Bignami del long form di Paolo De Cristofaro su “Montalcino, l’eno-paradosso più galattico che ci sia”

Bignami del long form di Paolo De Cristofaro su “Montalcino, l’eno-paradosso più galattico che ci sia”

di Maria Rita Mancini

C’è una lettura che qualsiasi appassionato di vino dovrebbe fare in questi giorni, regalando mezz’ora del suo tempo all’approfondimento di una delle zone del vino più preziose d’Italia e del mondo: Montalcino.

L’autore è Paolo De Cristofaro, insieme ad Antonio Boco colonna portante di Tipicamente. Il titolo dice già abbastanza: “Montalcino, l’eno-paradosso più galattico che ci sia“. La lettura è smart e scorre fluida tra metafore, note storiche e informazioni specialistiche, senza mai tediare con pedanti tecnicismi. Tra apparenti contraddizioni, generate da anacronismi, si discute dell’attualità e della ragion d’essere proprio di quegli elementi distintivi che hanno reso grande il Brunello di Montalcino.
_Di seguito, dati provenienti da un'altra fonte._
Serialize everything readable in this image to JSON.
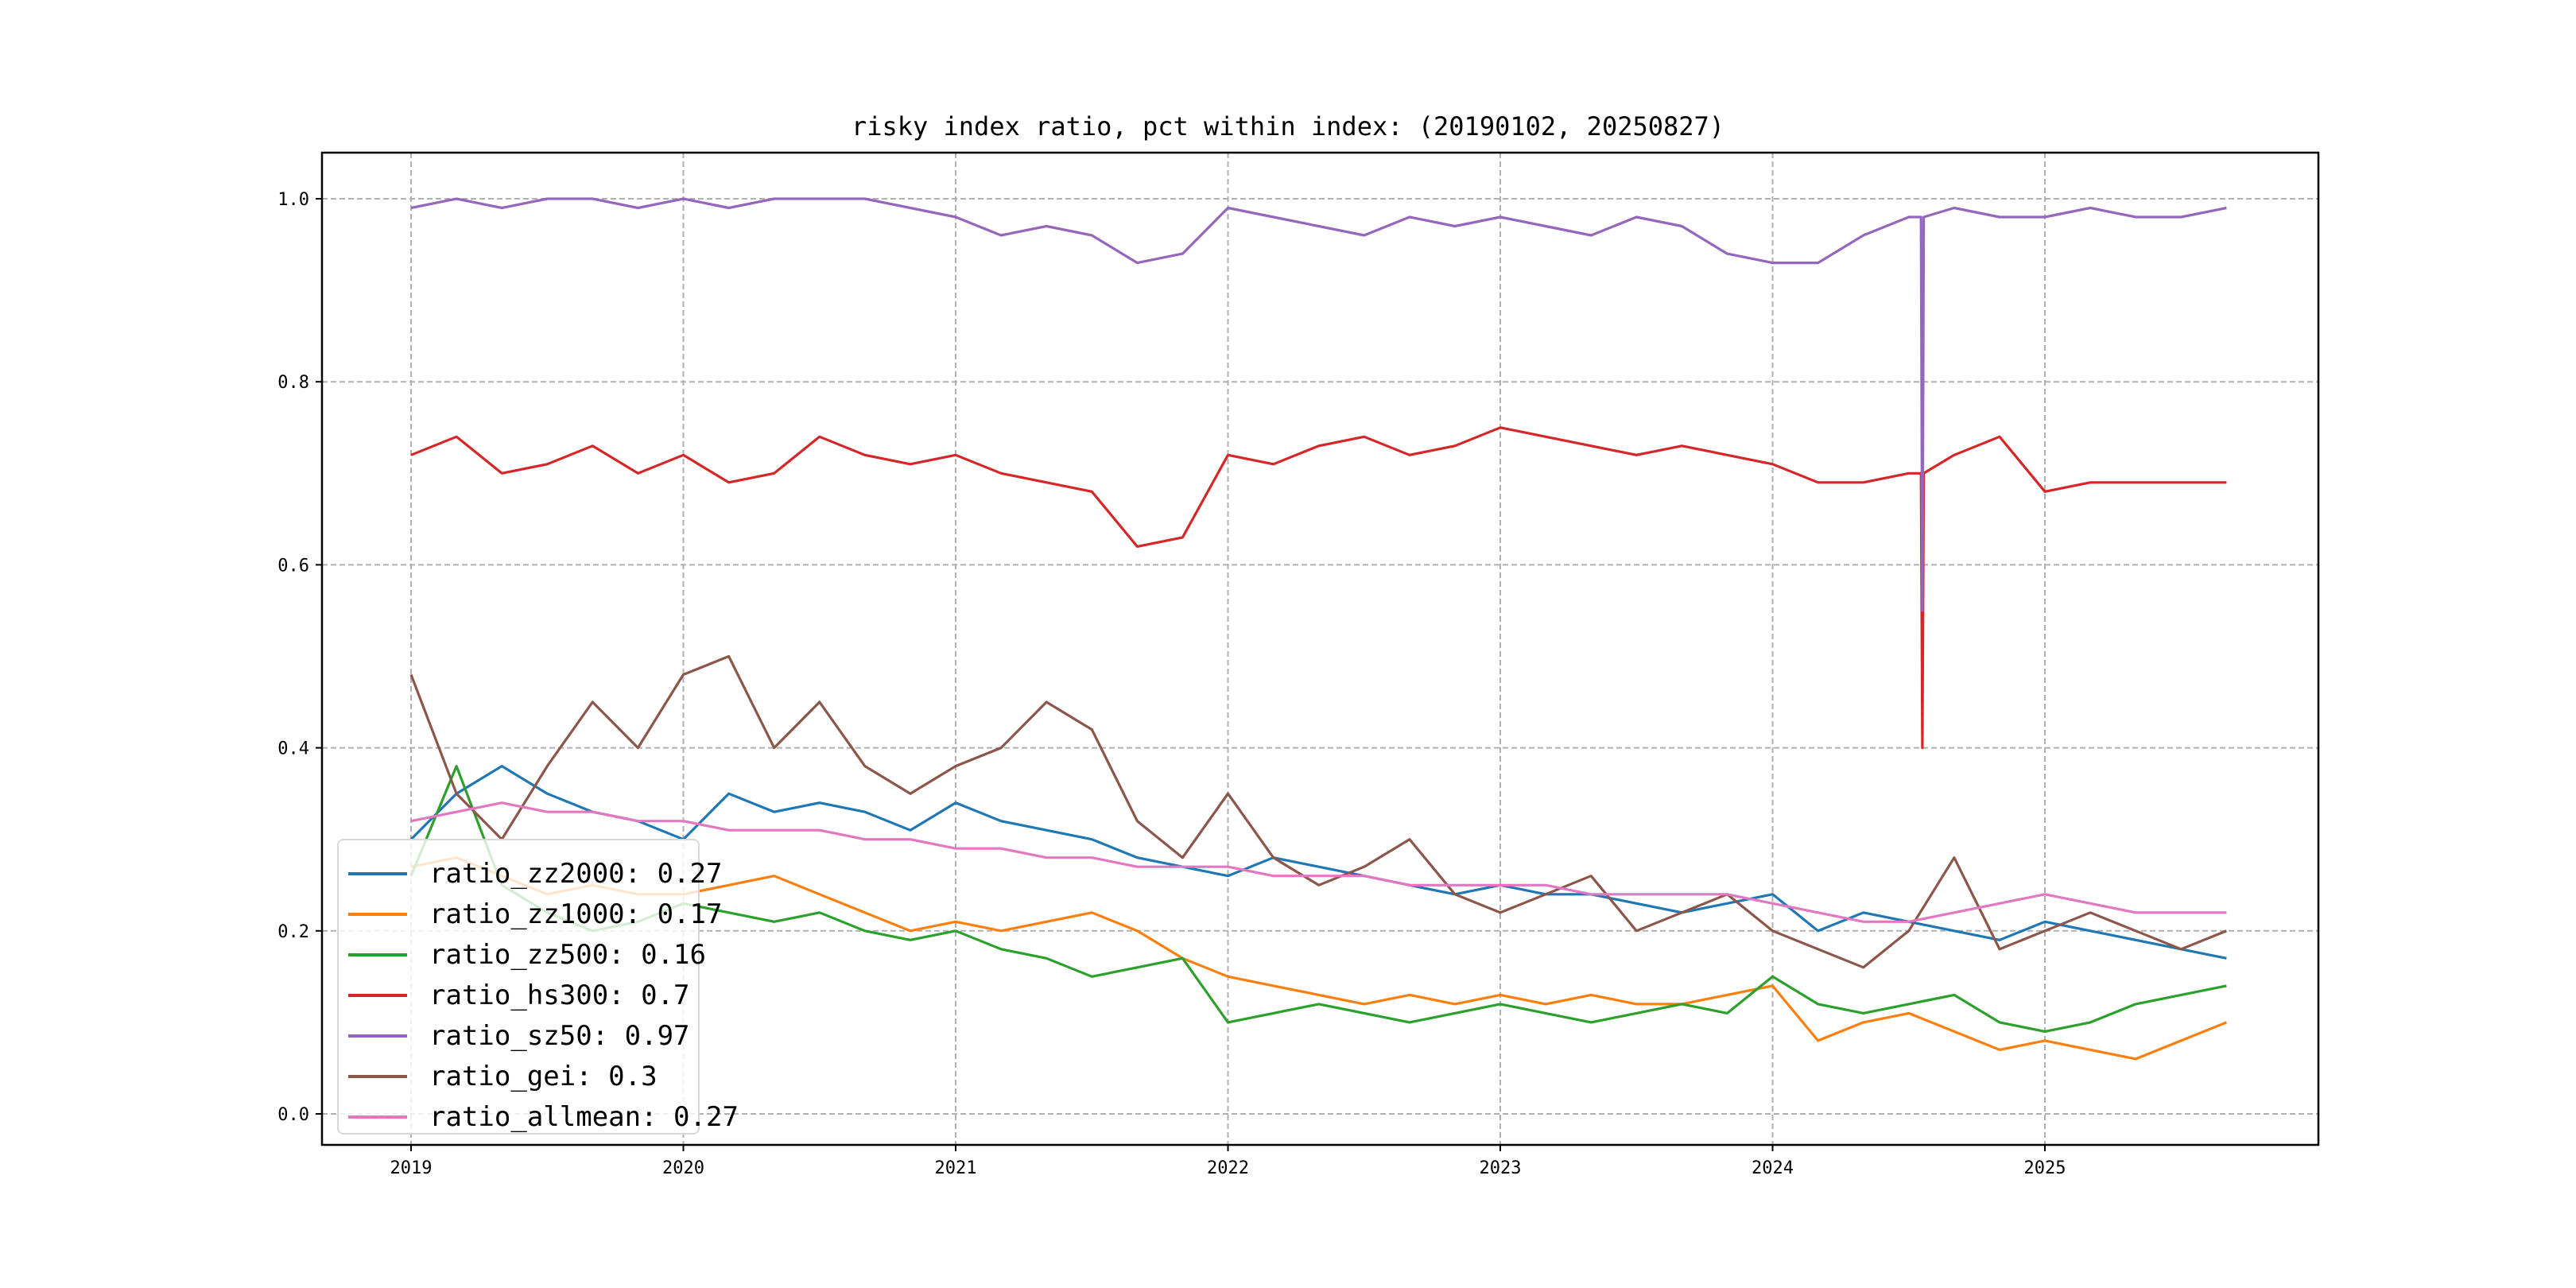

Come da premesse, trattasi di long form ma sarà tempo speso benissimo. Per chi invece volesse andare al succo, condensando i concetti come da migliore tradizione scolastica per gli svogliati, ecco un mio personalissimo bignami.

Montalcino

Il valore e il ruolo iconico del Brunello è indiscusso. Vino universalmente riconosciuto come “rosso importante”, da neofiti ed enoesperti, fonda la propria trionfale reputazione sulla sacra trinità: aromi complessi, corpo potente e ricchezza alcolica. E come si conviene in questi casi, il tutto viene accompagnato dai rispettivi oneri (del prezzo) e onori (di attenzioni e accorgimenti). Una superstar amata e celebrata in tutto il globo. “Il più mediterraneo dei rossi continentali e insieme il più continentale dei rossi mediterranei”, in questo melting pot enologico si racchiude il successo del Brunello. Eppure questo equilibrio rischia di diventare precario e difficile da mantenere alla luce dei cambiamenti epocali in atto. I mutamenti climatici, viticoli ed enologici irrobustiscono la tempra materica e sudista del Sangiovese di Montalcino, smorzandone i contrappesi più tesi e slanciati. I tratti distintivi del Brunello, tradizionalmente identificati come punti di forza, rischiano di trasformarsi in limiti.

Il Brunello è ancora un vino da invecchiamento?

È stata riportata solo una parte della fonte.